Este hombre bueno, noble, sentimental, no pudo, naturalmente, conquistar el éxito. No lo ambicionó siquiera. Asistió, sin envi­dia, con una sonrisa, al encumbramiento de sus más mediocres contemporáneos. Mien­tras los hombres de su generación escala­ban las más altas posiciones, en la política, don Pedro gastaba sus veladas en líricas empresas y románticos trabajos. Escribía críticas musicales. Discurría sobre tópicos del arte y de la vida. Dialogaba con su fra­ternal amigo el pintor Astete.

La mala, política le tendió una vez sus redes. Don Pedro, solicitado amistosamente por don Manuel Candamo, aceptó ser nom­brado Prefecto de Huánuco. Pero Romana, presidente entonces, quiso conversar con el joven candidato de Candamo. Y descubrió, en el coloquio, que don Pedro no era del paño de las "bonnes a tout faire" de la polí­tica. El nombramiento resultó misteriosamente torpedeado en el consejo de minis­tros. Don Pedro se salvo de ser prefecto. Y se salvó, por ende, de llegar a diputado o a ministro. 

En Roma, durante dos años, don Pedro frecuentó estudios, exposiciones y tertulias de artistas. El escultor Ocaña y yo fuimos, muchas veces, compañeros de sus andanzas. Don Pedro adquiría cuadros, esculturas, ob­jetos de arte. Enriquecía su colección de pintura italiana. Reparaba sus Amatos, sus Guarnerius y sus otros viejos y nobles ins­trumentos de música. De estas andanzas no lo distraían sino los conciertos del Augusteo.

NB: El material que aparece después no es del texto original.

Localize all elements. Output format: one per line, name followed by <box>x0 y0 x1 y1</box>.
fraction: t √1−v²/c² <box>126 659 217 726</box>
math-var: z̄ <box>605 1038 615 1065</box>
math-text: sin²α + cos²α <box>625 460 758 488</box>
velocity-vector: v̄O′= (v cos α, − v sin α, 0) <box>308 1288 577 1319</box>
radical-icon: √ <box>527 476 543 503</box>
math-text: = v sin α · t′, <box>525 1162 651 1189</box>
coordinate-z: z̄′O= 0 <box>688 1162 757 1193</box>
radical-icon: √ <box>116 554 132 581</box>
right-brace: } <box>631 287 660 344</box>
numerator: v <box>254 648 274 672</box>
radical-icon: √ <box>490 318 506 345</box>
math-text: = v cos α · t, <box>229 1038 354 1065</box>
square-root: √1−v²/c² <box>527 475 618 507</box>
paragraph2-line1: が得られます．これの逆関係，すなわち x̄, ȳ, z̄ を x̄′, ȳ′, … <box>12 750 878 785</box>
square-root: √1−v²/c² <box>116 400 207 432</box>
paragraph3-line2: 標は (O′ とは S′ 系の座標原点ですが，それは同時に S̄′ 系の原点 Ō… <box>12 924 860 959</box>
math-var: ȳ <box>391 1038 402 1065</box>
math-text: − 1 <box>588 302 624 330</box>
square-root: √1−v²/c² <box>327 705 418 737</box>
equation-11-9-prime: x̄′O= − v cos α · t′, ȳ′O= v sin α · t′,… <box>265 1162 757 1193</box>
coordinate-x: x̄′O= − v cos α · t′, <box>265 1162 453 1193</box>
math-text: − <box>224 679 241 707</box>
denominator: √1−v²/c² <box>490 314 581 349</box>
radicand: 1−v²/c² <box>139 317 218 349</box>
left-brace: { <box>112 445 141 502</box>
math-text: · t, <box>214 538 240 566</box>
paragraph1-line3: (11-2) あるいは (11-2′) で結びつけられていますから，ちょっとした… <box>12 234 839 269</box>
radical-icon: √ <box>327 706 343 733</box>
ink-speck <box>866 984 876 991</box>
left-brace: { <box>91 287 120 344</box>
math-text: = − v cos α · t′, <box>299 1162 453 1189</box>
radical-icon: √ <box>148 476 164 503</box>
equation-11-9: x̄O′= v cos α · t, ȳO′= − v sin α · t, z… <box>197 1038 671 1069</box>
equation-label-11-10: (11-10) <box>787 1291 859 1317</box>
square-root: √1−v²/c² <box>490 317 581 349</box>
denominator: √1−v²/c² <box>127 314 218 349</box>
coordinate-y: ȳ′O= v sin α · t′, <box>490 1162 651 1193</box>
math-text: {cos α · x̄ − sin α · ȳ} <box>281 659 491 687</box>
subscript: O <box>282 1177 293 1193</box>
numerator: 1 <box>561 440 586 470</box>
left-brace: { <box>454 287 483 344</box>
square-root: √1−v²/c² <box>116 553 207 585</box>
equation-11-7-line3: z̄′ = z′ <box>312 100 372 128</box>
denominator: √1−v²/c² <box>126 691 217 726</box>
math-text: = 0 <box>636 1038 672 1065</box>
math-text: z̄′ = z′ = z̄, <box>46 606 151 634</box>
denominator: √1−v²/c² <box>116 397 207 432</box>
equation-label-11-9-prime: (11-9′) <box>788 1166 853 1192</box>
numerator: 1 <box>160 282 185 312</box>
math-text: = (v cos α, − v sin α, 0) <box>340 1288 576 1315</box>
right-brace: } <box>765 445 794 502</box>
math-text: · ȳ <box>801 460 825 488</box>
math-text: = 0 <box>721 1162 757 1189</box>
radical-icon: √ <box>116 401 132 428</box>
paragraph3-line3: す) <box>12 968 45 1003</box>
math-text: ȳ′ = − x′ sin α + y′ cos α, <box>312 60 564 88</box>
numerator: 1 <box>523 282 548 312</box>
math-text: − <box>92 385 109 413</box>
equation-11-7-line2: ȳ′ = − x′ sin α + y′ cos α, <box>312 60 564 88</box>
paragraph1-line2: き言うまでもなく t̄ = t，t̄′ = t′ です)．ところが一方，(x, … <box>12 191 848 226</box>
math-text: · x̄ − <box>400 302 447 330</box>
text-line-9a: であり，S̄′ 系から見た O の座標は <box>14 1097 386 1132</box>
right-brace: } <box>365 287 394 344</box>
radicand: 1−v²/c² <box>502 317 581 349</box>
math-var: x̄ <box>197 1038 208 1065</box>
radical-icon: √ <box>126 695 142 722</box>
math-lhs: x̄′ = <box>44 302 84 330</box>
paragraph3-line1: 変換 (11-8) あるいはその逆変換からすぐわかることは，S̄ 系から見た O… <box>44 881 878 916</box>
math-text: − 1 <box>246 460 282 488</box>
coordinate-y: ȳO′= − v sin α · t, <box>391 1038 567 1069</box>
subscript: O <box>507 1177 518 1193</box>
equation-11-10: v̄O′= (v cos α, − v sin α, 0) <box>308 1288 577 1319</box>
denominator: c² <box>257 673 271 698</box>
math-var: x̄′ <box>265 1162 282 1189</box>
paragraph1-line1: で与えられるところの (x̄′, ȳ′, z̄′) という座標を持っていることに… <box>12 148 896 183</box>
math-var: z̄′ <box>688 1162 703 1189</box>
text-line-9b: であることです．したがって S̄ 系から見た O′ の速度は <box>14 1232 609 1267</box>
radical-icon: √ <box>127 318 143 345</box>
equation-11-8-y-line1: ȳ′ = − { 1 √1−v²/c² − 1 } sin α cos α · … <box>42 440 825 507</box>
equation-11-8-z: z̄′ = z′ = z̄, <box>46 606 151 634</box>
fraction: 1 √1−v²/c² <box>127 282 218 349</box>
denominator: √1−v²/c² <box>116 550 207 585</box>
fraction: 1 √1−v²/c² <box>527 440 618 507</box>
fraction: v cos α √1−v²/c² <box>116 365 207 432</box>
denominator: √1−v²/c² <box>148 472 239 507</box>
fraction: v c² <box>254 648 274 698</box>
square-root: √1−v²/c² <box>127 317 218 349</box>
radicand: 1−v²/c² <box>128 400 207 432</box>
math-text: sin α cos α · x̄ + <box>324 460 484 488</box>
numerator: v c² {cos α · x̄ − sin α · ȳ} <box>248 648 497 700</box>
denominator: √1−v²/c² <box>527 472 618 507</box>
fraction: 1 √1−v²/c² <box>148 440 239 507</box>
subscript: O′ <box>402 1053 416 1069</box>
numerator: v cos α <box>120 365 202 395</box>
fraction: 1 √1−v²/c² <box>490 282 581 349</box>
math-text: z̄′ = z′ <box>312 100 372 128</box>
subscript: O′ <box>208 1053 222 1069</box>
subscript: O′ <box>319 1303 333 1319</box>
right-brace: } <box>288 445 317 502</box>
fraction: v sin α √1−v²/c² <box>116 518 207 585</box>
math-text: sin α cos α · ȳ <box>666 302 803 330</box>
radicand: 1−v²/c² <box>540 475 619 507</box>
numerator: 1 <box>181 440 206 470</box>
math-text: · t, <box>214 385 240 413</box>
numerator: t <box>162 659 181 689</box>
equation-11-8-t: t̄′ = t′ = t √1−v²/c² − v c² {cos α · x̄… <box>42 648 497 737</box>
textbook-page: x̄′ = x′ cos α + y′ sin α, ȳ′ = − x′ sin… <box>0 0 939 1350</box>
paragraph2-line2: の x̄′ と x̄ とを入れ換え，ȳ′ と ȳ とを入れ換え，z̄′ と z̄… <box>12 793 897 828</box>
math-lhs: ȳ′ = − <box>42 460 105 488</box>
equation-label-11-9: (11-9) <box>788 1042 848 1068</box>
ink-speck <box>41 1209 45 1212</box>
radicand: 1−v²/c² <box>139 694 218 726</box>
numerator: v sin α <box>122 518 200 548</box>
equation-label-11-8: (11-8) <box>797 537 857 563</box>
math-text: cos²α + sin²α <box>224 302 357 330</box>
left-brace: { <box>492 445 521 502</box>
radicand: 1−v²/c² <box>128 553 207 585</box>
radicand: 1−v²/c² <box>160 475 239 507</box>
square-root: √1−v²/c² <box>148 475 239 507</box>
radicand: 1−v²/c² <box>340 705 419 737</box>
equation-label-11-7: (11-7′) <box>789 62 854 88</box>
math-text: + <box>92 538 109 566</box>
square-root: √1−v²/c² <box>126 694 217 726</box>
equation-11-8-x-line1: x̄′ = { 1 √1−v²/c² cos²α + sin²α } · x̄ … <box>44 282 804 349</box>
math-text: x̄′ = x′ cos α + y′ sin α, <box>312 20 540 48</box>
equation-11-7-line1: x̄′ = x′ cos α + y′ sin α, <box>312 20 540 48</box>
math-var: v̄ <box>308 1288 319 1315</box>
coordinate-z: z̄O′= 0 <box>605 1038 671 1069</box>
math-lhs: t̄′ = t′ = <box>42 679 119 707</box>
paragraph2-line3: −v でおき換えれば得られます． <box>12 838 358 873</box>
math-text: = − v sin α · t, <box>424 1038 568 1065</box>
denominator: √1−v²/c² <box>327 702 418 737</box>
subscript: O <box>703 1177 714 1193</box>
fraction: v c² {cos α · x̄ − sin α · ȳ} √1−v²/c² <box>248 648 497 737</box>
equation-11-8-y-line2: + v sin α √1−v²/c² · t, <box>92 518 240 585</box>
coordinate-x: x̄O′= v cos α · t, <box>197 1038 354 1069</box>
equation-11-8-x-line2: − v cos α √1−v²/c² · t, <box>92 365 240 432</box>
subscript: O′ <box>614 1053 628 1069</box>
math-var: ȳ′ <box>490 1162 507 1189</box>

Conocí, entonces, en este ambiente, ba­jo esta luz, a don Pedro López Aliaga. Pronto, nos estimamos recíprocamente. Mi tem­peramento excesivo, mi ideología revolucionaria, no asustaban a don Pedro. Discutíamos, polemizábamos, sin conseguir casi nunca que nuestras ideas y nuestros gustos se acordasen. Pero, por la pasión y la sinceridad que poníamos en nuestro diálogo, nos sentíamos muy cerca el uno del otro hasta cuando nuestras tesis parecían más irreductiblemente adversarias y opuestas. No he conocido, en la burguesía peruana, a ningún hombre de tolerancia tan inteligente.

Ahora que don Pedro López Aliaga ha muerto, sé que he perdido a uno de mis mejores amigos. Sé, también, que Lima ha perdido a uno de los representantes más puros de su vieja estirpe. Don Pedro no ha sido, en su generación, un hombre de talla común, Quedan en su casa, de ambiente solariego, diversos testimonios de la distinción de su espíritu, de sus aficiones y hasta de sus manías: sus cuadros, sus estatuas, sus instrumentos musicales, sus libros. Su colección de cuadros —en la cual se cuentan un Tintoretto, dos Claude Lorrain— es, probablemente, la más valiosa colección que existe en Lima. Con menos de la décima parte del esfuerzo invertido en formar esta colección, don Pedro habría podido formar un latifundio. Pero don Pedro no puso nunca ningún empeño en devenir millonario. Prefirió seguir siendo sólo un gentilhombre.

 

 


 

NOTA:

 

* Publicado en Mundial, Lima, 3 de abril de 1925.